Meta Ethics or “analytical ethics” deals with the origin of the ethical concepts themselves. It

does not consider whether an action is good or bad, right or wrong. Rather, it questions –

what goodness or rightness or morality itself is? It is basically a highly abstract way of

thinking about ethics. The key theories in meta-ethics include naturalism, non-naturalism,

emotivism and prescriptivism.

Naturalists and non-naturalists believe that moral language is cognitive and can be known to

be true or false. Emotivists deny that moral utterances are cognitive, holding that they consist
of emotional expressions of approval or disapproval and that the nature of moral reasoning

and justification must be reinterpreted to take this essential characteristic of moral utterances

into account. Prescriptivists take a somewhat similar approach, arguing that moral judgments

are prescriptions or prohibitions of action, rather than statements of fact about the world.

Applied Ethics

Applied ethics deals with the philosophical examination, from a moral standpoint, of

particular issues in private and public life which are matters of moral judgment. This branch

of ethics is most important for professionals in different walks of life including doctors,

teachers, administrators, rulers and so on. There are six key domains of applied ethics viz.

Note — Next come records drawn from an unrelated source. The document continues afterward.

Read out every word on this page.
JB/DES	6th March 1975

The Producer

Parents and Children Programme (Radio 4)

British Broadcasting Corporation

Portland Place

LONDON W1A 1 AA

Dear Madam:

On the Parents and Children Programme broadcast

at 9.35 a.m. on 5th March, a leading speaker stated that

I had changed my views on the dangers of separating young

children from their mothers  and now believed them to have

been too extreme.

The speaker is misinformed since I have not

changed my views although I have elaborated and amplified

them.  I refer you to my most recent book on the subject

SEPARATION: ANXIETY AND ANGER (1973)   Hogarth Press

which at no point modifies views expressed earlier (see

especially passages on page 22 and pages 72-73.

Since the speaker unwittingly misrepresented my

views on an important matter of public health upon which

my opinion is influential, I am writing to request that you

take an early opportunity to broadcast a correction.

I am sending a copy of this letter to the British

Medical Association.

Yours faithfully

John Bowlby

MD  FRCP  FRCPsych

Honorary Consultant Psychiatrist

Decision ethics {ethical decision making process}, Professional ethics {for good

professionalism}, Clinical Ethics {good clinical practices}, Business Ethics {good business

practices}, Organizational ethics {ethics within and among organizations} and social ethics.

It deals with the rightness or wrongness of social, economical, cultural, religious issues also.

For example, euthanasia, child labour, abortion etc.